Evolutionary biologist Simon Conway Morris says that evidence that different species will independently develop similar features means that life similar to that on Earth would also develop on other, equivalent planets.
This theory, known as convergence, suggests that evolution is far from random but in fact a predictable process which follows a rigid set of rules.
It means that popular depictions of aliens with an appearance similar to humans — such as the character in the hit 1980s film ET — may not be far from the truth.
Conway Morris said that, given the growing number of Earth-like planets now discovered by astronomers, it is surprising that we have not yet discovered aliens which look and sound like us.

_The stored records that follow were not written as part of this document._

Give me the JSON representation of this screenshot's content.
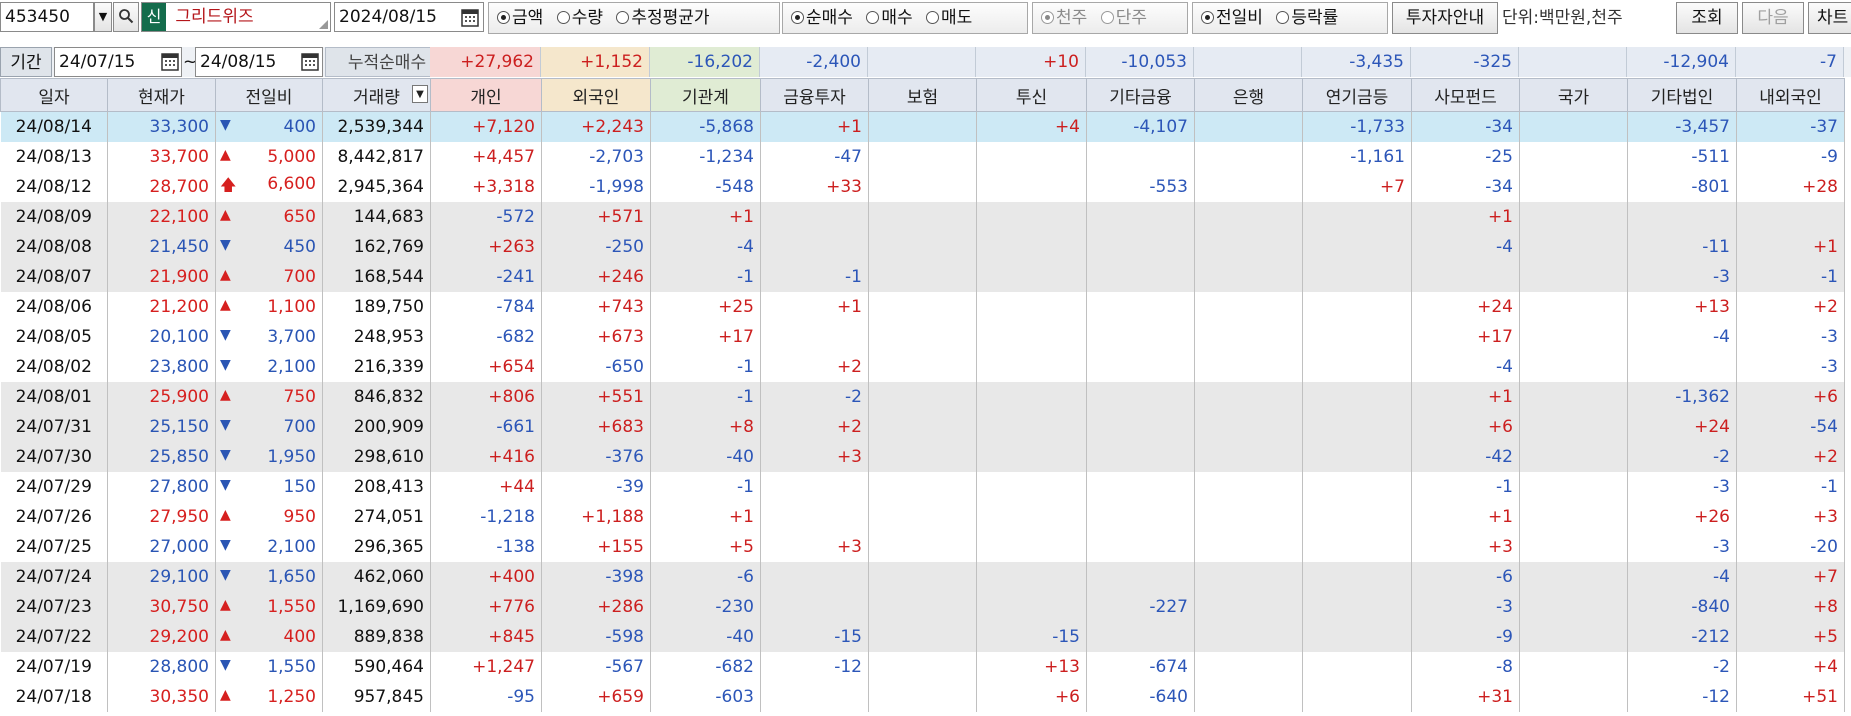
{
  "toolbar": {
    "code": "453450",
    "new_badge": "신",
    "stock_name": "그리드위즈",
    "date": "2024/08/15",
    "type_options": [
      "금액",
      "수량",
      "추정평균가"
    ],
    "trade_options": [
      "순매수",
      "매수",
      "매도"
    ],
    "unit_options": [
      "천주",
      "단주"
    ],
    "compare_options": [
      "전일비",
      "등락률"
    ],
    "investor_info_button": "투자자안내",
    "unit_label": "단위:백만원,천주",
    "search_button": "조회",
    "next_button": "다음",
    "chart_button": "차트"
  },
  "period": {
    "label": "기간",
    "start": "24/07/15",
    "tilde": "~",
    "end": "24/08/15",
    "sum_label": "누적순매수",
    "sums": [
      "+27,962",
      "+1,152",
      "-16,202",
      "-2,400",
      "",
      "+10",
      "-10,053",
      "",
      "-3,435",
      "-325",
      "",
      "-12,904",
      "-7"
    ]
  },
  "table": {
    "headers": [
      "일자",
      "현재가",
      "전일비",
      "거래량",
      "개인",
      "외국인",
      "기관계",
      "금융투자",
      "보험",
      "투신",
      "기타금융",
      "은행",
      "연기금등",
      "사모펀드",
      "국가",
      "기타법인",
      "내외국인"
    ],
    "rows": [
      {
        "date": "24/08/14",
        "price": "33,300",
        "dir": "down",
        "change": "400",
        "volume": "2,539,344",
        "vals": [
          "+7,120",
          "+2,243",
          "-5,868",
          "+1",
          "",
          "+4",
          "-4,107",
          "",
          "-1,733",
          "-34",
          "",
          "-3,457",
          "-37"
        ]
      },
      {
        "date": "24/08/13",
        "price": "33,700",
        "dir": "up",
        "change": "5,000",
        "volume": "8,442,817",
        "vals": [
          "+4,457",
          "-2,703",
          "-1,234",
          "-47",
          "",
          "",
          "",
          "",
          "-1,161",
          "-25",
          "",
          "-511",
          "-9"
        ]
      },
      {
        "date": "24/08/12",
        "price": "28,700",
        "dir": "limit",
        "change": "6,600",
        "volume": "2,945,364",
        "vals": [
          "+3,318",
          "-1,998",
          "-548",
          "+33",
          "",
          "",
          "-553",
          "",
          "+7",
          "-34",
          "",
          "-801",
          "+28"
        ]
      },
      {
        "date": "24/08/09",
        "price": "22,100",
        "dir": "up",
        "change": "650",
        "volume": "144,683",
        "vals": [
          "-572",
          "+571",
          "+1",
          "",
          "",
          "",
          "",
          "",
          "",
          "+1",
          "",
          "",
          ""
        ]
      },
      {
        "date": "24/08/08",
        "price": "21,450",
        "dir": "down",
        "change": "450",
        "volume": "162,769",
        "vals": [
          "+263",
          "-250",
          "-4",
          "",
          "",
          "",
          "",
          "",
          "",
          "-4",
          "",
          "-11",
          "+1"
        ]
      },
      {
        "date": "24/08/07",
        "price": "21,900",
        "dir": "up",
        "change": "700",
        "volume": "168,544",
        "vals": [
          "-241",
          "+246",
          "-1",
          "-1",
          "",
          "",
          "",
          "",
          "",
          "",
          "",
          "-3",
          "-1"
        ]
      },
      {
        "date": "24/08/06",
        "price": "21,200",
        "dir": "up",
        "change": "1,100",
        "volume": "189,750",
        "vals": [
          "-784",
          "+743",
          "+25",
          "+1",
          "",
          "",
          "",
          "",
          "",
          "+24",
          "",
          "+13",
          "+2"
        ]
      },
      {
        "date": "24/08/05",
        "price": "20,100",
        "dir": "down",
        "change": "3,700",
        "volume": "248,953",
        "vals": [
          "-682",
          "+673",
          "+17",
          "",
          "",
          "",
          "",
          "",
          "",
          "+17",
          "",
          "-4",
          "-3"
        ]
      },
      {
        "date": "24/08/02",
        "price": "23,800",
        "dir": "down",
        "change": "2,100",
        "volume": "216,339",
        "vals": [
          "+654",
          "-650",
          "-1",
          "+2",
          "",
          "",
          "",
          "",
          "",
          "-4",
          "",
          "",
          "-3"
        ]
      },
      {
        "date": "24/08/01",
        "price": "25,900",
        "dir": "up",
        "change": "750",
        "volume": "846,832",
        "vals": [
          "+806",
          "+551",
          "-1",
          "-2",
          "",
          "",
          "",
          "",
          "",
          "+1",
          "",
          "-1,362",
          "+6"
        ]
      },
      {
        "date": "24/07/31",
        "price": "25,150",
        "dir": "down",
        "change": "700",
        "volume": "200,909",
        "vals": [
          "-661",
          "+683",
          "+8",
          "+2",
          "",
          "",
          "",
          "",
          "",
          "+6",
          "",
          "+24",
          "-54"
        ]
      },
      {
        "date": "24/07/30",
        "price": "25,850",
        "dir": "down",
        "change": "1,950",
        "volume": "298,610",
        "vals": [
          "+416",
          "-376",
          "-40",
          "+3",
          "",
          "",
          "",
          "",
          "",
          "-42",
          "",
          "-2",
          "+2"
        ]
      },
      {
        "date": "24/07/29",
        "price": "27,800",
        "dir": "down",
        "change": "150",
        "volume": "208,413",
        "vals": [
          "+44",
          "-39",
          "-1",
          "",
          "",
          "",
          "",
          "",
          "",
          "-1",
          "",
          "-3",
          "-1"
        ]
      },
      {
        "date": "24/07/26",
        "price": "27,950",
        "dir": "up",
        "change": "950",
        "volume": "274,051",
        "vals": [
          "-1,218",
          "+1,188",
          "+1",
          "",
          "",
          "",
          "",
          "",
          "",
          "+1",
          "",
          "+26",
          "+3"
        ]
      },
      {
        "date": "24/07/25",
        "price": "27,000",
        "dir": "down",
        "change": "2,100",
        "volume": "296,365",
        "vals": [
          "-138",
          "+155",
          "+5",
          "+3",
          "",
          "",
          "",
          "",
          "",
          "+3",
          "",
          "-3",
          "-20"
        ]
      },
      {
        "date": "24/07/24",
        "price": "29,100",
        "dir": "down",
        "change": "1,650",
        "volume": "462,060",
        "vals": [
          "+400",
          "-398",
          "-6",
          "",
          "",
          "",
          "",
          "",
          "",
          "-6",
          "",
          "-4",
          "+7"
        ]
      },
      {
        "date": "24/07/23",
        "price": "30,750",
        "dir": "up",
        "change": "1,550",
        "volume": "1,169,690",
        "vals": [
          "+776",
          "+286",
          "-230",
          "",
          "",
          "",
          "-227",
          "",
          "",
          "-3",
          "",
          "-840",
          "+8"
        ]
      },
      {
        "date": "24/07/22",
        "price": "29,200",
        "dir": "up",
        "change": "400",
        "volume": "889,838",
        "vals": [
          "+845",
          "-598",
          "-40",
          "-15",
          "",
          "-15",
          "",
          "",
          "",
          "-9",
          "",
          "-212",
          "+5"
        ]
      },
      {
        "date": "24/07/19",
        "price": "28,800",
        "dir": "down",
        "change": "1,550",
        "volume": "590,464",
        "vals": [
          "+1,247",
          "-567",
          "-682",
          "-12",
          "",
          "+13",
          "-674",
          "",
          "",
          "-8",
          "",
          "-2",
          "+4"
        ]
      },
      {
        "date": "24/07/18",
        "price": "30,350",
        "dir": "up",
        "change": "1,250",
        "volume": "957,845",
        "vals": [
          "-95",
          "+659",
          "-603",
          "",
          "",
          "+6",
          "-640",
          "",
          "",
          "+31",
          "",
          "-12",
          "+51"
        ]
      }
    ]
  },
  "colors": {
    "up": "#d6201f",
    "down": "#2a55b4",
    "selected_row": "#cde9f5",
    "gray_row": "#e8e8e8",
    "header_bg": "#e1e6ef"
  }
}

He added: “I would argue that in any habitable zone that doesn’t boil or freeze, intelligent life is going to emerge, because intelligence is convergent.
“One can say with reasonable confidence that the likelihood of something analogous to a human evolving is really pretty high.
“And, given the number of potential planets we now have good reason to think exist, even if the dice only come up the right way every one in 100 throws, that still leads to a very large number of intelligences scattered around, that are likely to be similar to us.”
Conway Morris, a fellow at St John’s College, Cambridge, puts forward the argument in his new book The Runes Of Evolution.
He argues that convergence is not just common, but everywhere, and it has governed every aspect of life’s development on Earth.